Сергей смотрел на Дину и думал, что в сущности не знает ее по-настоящему. Испуганно выглянет в ней очень нежное и светлое, и превращается она в какие-то мгновенья в ту самую девушку, которую не видит никто. До приезда Осташкова Сергей часто приходил к ней. Швырял на диван шапку, пальто и по-хозяйски лез в буфет, если бывал голоден. Иногда и выпить что-нибудь находилось. Наверно, осталась у нее привычка от материнского дома: в таких домах всегда припрятывается беленькая для случайного гостя. Если Дины не было дома, он оставлял ей записку, сунув ее прямо в замочную скважину. Они часто засиживались до полуночи. Приятели, наверно, обхохотались бы, узнав, что в таких обстоятельствах у них «ничего такого не было…» Он никогда не оставался здесь до утра. Иногда Сергей ловил себя на остром желании обнять ее, когда она садилась рядышком, плечом к плечу. Удержаться было трудно — так по-домашнему близка и доверчива была она в своем сатиновом халатике, с ненакрашенными обветренными губами и ясным взглядом. Однажды он прямо и довольно грубо спросил ее: «Ты не думаешь, Динка, что когда-нибудь я тебя начну попросту лапать?» Дина удивилась. И сказала, подумав: «Нет, не думаю. На тебя это непохоже. Да и я ведь не из тех, кого можно лапать». «Ты ж в конце концов женщина». «Обыкновенная баба, скажи уж точнее. И все же дело обстоит именно так». С приездом Андрея посещения прекратились. Он иногда заходил в диспетчерскую, садился с ней рядом за пульт, они перебрасывались ничего не значащими словами и прощались. Трудно стало обращаться к той простоте отношений, которая раньше сближала их. Казалось, каждый жест и каждое слово контролируются Андреем и соответственно истолковываются.
А Дина… Дина искоса наблюдала за Молчановым и из головы не выходили его слова, сказанные недавно на участке. Ведь это почти признание. Неожиданность их смутила ее, и она с неосознанным любопытством ждала какого-то продолжения. Вот тебе раз! Или он пошутил? Да нет, не похоже. Ей было чуточку смешно… Ей нравился этот славный, кажется, чуть-чуть не от мира сего парень, ставший за короткое время своим у нефтяников и закадычным дружком Сергея.
Станислав сел на диванчик рядом с Диной и задумался, опершись подбородком на кулак.
— Прямо роденовский мыслитель, — улыбнулась Дина. — О чем задумался, детина?
Молчанов откинулся на спинку диванчика и широко разбросал руки, как бы обнимая его.
— Не представляю себя без газеты. Сделаешь материал повышенной сложности — и ощущение такое, будто кто-то залез к тебе внутрь и вынул все, что есть. Выкладываешься, как марафонец.
— Стас, а ты что это очерком про Азаматова разразился? Тактический ход, что ли?

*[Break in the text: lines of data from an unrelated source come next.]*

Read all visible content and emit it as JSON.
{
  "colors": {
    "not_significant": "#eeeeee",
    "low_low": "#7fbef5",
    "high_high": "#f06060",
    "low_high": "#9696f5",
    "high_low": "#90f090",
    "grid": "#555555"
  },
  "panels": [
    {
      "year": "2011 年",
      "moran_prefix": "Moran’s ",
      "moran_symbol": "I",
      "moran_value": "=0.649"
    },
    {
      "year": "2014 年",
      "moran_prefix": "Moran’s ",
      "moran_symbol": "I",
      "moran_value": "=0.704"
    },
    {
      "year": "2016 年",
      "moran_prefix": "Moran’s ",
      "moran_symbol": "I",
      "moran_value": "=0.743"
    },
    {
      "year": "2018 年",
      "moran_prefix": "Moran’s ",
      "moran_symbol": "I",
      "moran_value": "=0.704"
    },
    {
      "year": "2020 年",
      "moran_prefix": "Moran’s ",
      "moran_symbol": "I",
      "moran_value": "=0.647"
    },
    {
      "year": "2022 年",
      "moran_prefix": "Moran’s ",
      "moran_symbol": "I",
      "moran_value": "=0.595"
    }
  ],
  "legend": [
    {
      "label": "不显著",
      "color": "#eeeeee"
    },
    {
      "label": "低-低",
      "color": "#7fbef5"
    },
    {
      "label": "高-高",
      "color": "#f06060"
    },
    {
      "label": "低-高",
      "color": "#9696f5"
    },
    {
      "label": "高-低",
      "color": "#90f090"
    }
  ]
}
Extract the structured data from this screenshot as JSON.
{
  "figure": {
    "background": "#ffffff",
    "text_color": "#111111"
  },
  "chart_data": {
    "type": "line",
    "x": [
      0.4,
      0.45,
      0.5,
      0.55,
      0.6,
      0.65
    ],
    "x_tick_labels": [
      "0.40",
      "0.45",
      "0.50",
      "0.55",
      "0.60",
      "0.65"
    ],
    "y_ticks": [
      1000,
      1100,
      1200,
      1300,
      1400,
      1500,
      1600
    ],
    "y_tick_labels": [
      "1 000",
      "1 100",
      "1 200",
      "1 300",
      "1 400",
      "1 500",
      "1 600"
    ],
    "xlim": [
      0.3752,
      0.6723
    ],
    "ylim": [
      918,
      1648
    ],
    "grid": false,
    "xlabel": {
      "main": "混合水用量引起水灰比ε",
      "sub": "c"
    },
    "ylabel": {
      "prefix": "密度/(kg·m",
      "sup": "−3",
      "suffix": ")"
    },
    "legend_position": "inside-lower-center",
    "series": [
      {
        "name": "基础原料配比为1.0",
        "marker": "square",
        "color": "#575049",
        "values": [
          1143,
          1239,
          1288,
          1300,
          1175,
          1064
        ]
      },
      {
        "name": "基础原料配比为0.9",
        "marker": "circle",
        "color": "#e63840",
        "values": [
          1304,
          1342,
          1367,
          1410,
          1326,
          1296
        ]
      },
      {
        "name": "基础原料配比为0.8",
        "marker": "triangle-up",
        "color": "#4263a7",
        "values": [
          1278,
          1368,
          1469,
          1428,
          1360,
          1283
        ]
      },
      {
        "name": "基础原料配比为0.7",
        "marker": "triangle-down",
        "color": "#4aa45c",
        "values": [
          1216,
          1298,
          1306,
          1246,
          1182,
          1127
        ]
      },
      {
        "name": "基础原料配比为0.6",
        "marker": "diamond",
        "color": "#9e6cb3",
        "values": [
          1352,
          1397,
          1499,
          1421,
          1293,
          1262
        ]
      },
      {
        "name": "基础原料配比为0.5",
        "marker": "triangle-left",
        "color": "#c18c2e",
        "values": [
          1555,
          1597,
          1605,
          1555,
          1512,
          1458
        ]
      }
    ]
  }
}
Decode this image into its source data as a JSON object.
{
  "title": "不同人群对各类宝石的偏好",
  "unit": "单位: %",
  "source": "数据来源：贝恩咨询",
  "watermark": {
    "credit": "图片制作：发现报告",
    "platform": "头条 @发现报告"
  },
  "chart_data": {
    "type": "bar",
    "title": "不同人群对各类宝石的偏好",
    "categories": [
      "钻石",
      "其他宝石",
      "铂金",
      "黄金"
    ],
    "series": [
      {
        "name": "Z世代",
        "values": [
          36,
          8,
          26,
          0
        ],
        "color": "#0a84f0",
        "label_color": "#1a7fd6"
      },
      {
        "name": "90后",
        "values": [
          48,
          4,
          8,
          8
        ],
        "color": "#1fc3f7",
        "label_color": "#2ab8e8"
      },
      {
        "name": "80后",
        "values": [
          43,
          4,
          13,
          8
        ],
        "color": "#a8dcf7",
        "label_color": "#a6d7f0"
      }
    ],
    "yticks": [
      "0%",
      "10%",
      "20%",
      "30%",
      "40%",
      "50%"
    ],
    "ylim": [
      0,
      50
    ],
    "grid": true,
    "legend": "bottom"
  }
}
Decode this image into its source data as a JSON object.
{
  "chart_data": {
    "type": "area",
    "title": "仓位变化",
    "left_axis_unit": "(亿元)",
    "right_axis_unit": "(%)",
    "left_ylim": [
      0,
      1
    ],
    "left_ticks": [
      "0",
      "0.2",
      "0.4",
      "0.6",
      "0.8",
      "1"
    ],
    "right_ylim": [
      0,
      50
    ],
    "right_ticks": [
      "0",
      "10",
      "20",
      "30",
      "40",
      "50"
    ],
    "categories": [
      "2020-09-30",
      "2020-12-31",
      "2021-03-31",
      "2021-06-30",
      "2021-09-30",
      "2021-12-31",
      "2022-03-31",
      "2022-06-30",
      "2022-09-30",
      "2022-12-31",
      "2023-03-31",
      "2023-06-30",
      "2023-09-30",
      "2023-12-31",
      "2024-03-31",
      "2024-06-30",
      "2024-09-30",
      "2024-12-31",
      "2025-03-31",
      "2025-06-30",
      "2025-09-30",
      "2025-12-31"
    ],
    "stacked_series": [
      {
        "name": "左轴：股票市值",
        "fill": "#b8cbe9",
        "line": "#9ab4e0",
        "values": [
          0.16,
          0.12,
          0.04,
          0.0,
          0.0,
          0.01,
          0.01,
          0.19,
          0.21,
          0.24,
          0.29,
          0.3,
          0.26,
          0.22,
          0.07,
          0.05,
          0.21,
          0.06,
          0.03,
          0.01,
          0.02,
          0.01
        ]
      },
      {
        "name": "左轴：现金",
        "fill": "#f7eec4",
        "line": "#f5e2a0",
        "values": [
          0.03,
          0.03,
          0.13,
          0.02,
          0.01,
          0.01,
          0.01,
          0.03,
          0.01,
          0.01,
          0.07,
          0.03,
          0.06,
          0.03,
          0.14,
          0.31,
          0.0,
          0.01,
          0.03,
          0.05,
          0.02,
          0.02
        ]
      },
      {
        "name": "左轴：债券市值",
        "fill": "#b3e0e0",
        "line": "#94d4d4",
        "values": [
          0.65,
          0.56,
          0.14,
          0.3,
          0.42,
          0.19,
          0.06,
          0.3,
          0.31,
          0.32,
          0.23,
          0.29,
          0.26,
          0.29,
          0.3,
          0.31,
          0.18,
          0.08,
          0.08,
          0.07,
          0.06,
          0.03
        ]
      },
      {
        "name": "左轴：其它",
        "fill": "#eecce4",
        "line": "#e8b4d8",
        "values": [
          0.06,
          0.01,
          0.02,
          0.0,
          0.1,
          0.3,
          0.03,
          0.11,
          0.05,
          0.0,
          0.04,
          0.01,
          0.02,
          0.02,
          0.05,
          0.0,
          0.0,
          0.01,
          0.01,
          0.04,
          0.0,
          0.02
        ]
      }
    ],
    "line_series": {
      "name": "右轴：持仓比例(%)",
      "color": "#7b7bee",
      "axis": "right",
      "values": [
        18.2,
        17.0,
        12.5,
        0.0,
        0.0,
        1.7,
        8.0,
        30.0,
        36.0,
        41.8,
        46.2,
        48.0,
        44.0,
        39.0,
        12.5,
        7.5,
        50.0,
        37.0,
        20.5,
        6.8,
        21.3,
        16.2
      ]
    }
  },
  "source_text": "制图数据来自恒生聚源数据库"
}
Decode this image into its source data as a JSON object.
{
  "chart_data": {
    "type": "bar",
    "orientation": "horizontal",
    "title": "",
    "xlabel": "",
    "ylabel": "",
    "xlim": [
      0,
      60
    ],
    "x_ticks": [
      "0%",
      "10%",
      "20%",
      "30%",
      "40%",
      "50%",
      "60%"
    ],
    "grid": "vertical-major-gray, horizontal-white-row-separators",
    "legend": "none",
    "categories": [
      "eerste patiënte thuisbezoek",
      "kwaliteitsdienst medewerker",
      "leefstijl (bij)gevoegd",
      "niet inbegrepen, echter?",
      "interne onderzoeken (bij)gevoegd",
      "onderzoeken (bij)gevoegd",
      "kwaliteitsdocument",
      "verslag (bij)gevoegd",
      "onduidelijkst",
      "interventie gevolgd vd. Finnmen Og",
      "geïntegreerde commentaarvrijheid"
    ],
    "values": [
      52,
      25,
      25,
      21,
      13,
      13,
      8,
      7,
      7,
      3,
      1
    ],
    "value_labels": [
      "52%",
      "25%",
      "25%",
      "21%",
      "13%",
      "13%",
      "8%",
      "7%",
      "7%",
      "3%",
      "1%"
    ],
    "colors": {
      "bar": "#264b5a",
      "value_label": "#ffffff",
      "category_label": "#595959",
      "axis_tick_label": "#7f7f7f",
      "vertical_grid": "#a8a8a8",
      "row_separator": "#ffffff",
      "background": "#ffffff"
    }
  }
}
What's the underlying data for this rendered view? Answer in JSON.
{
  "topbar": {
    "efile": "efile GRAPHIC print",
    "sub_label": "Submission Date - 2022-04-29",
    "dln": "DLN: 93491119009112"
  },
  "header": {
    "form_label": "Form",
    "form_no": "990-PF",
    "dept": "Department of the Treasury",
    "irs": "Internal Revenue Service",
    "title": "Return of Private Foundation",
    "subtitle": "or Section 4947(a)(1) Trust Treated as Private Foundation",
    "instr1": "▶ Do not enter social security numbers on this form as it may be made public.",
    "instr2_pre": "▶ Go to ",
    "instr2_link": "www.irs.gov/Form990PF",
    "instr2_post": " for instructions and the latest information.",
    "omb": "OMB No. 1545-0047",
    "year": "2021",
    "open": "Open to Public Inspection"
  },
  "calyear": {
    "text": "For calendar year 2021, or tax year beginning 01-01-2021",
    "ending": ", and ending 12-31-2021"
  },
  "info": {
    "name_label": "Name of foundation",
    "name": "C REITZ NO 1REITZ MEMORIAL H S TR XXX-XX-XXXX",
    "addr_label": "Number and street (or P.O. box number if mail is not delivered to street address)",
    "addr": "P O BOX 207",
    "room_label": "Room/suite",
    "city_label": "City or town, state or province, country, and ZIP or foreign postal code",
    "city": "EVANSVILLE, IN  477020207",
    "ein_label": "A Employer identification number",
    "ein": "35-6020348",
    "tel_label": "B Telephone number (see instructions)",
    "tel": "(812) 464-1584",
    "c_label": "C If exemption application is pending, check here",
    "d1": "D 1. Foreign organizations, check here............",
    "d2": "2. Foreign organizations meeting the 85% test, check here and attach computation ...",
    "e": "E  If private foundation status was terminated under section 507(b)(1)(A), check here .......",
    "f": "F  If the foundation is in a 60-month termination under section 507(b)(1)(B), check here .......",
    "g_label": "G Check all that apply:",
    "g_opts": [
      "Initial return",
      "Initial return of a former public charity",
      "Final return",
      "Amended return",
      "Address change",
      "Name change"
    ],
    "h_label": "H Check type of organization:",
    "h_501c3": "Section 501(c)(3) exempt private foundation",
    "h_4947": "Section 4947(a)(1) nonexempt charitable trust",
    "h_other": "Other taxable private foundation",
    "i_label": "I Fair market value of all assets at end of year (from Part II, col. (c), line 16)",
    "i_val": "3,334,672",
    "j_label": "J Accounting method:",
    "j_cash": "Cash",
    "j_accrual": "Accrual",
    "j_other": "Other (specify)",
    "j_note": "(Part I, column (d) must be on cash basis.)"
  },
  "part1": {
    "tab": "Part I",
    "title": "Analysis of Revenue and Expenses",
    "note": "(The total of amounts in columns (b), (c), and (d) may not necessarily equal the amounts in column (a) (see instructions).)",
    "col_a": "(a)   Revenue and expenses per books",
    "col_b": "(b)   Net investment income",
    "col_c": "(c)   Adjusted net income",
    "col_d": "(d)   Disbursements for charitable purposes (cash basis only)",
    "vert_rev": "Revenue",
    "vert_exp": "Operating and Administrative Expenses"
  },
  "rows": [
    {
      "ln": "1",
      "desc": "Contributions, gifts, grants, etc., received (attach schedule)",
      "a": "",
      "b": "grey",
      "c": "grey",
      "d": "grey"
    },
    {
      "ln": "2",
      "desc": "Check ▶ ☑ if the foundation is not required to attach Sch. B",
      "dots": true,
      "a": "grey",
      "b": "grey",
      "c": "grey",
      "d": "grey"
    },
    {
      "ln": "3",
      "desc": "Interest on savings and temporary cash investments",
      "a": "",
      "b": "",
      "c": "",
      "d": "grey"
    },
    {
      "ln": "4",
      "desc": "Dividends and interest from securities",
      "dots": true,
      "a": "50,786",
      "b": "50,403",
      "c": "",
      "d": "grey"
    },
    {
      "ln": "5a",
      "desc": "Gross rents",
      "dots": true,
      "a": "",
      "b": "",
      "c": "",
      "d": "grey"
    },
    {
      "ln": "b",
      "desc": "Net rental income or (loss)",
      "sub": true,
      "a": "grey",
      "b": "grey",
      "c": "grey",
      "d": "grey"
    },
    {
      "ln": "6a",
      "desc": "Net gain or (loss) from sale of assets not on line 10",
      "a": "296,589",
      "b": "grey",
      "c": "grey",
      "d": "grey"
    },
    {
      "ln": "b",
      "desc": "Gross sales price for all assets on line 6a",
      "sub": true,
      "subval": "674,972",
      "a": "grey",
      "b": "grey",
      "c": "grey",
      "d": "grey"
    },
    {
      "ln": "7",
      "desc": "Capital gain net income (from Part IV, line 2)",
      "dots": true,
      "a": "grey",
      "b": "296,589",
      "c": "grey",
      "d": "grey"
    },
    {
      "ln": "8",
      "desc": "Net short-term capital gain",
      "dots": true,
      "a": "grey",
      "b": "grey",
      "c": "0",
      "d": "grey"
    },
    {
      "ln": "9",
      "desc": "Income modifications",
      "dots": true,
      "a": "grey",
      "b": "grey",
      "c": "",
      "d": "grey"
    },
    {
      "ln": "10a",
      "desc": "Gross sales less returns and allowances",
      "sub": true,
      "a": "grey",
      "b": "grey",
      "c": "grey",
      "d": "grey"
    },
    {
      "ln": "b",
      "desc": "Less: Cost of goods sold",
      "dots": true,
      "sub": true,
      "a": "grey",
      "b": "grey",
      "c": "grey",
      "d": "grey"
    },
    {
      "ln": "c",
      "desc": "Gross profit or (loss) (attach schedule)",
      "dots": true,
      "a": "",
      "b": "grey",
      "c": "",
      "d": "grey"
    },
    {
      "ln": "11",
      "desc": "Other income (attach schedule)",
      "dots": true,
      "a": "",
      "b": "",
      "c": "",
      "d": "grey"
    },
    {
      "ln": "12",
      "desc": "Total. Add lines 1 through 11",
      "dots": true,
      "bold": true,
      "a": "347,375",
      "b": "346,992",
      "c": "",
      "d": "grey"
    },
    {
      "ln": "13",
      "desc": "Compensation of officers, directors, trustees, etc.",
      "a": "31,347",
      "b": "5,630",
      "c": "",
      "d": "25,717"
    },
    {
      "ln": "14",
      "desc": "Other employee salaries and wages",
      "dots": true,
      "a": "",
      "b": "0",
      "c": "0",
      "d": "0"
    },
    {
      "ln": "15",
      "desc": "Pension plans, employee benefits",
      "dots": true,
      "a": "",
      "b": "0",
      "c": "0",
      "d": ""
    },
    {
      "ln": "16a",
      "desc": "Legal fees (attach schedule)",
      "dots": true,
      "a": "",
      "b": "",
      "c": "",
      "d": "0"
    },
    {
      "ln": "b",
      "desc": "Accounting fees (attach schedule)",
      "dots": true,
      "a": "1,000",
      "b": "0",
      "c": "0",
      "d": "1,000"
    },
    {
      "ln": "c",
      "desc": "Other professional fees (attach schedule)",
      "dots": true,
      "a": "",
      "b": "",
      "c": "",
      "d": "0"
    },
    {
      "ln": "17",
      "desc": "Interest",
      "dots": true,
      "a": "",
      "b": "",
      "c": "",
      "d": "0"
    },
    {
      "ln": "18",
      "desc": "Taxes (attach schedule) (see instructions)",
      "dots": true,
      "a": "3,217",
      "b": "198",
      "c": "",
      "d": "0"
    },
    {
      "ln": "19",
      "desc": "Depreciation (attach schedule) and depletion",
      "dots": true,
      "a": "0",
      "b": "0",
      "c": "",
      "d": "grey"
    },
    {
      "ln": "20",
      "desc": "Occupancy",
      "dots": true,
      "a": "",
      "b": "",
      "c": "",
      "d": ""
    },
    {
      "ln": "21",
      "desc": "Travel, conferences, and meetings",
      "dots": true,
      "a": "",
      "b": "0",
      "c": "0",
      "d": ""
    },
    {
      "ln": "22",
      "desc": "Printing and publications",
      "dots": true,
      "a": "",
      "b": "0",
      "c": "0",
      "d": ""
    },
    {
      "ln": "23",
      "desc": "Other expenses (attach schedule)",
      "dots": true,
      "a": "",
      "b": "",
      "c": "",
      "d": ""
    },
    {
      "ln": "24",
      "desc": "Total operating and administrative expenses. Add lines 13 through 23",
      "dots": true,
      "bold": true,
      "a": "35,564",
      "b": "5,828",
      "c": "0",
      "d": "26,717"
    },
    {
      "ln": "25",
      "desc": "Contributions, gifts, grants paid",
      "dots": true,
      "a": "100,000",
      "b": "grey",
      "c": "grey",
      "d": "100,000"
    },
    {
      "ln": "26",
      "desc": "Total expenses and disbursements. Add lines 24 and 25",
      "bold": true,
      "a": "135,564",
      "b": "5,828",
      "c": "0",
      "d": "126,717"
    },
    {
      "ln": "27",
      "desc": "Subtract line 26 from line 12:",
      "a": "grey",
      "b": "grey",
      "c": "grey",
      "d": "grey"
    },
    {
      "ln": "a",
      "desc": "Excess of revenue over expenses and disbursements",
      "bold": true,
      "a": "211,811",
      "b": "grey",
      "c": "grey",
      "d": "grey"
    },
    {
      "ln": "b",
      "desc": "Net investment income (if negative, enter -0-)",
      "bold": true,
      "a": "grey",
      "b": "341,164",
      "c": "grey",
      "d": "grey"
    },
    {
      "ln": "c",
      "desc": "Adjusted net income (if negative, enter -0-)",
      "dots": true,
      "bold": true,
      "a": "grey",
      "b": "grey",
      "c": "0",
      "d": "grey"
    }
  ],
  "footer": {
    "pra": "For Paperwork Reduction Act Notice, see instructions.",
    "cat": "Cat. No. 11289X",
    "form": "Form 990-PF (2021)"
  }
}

— Да нет, я не любитель конъюнктуры. Понравился он мне здорово. И, знаете, как раз в точку я, оказывается, угодил: по секрету мне сказали, что готовят его на орден Ленина.
Голоса в холле звучали гулко, раскатисто. Станиславу вспомнилась старинная Воздвиженская церковь, куда он попал с группой реставраторов, отстоявших ее от посягательств чересчур расторопного предрайисполкома. «Изумительная акустика», — сказал кто-то вполголоса, и купол торжественно и послушно подтвердил: «…умительная …устика». Еще за роялем он обратил внимание, как таял последний аккорд.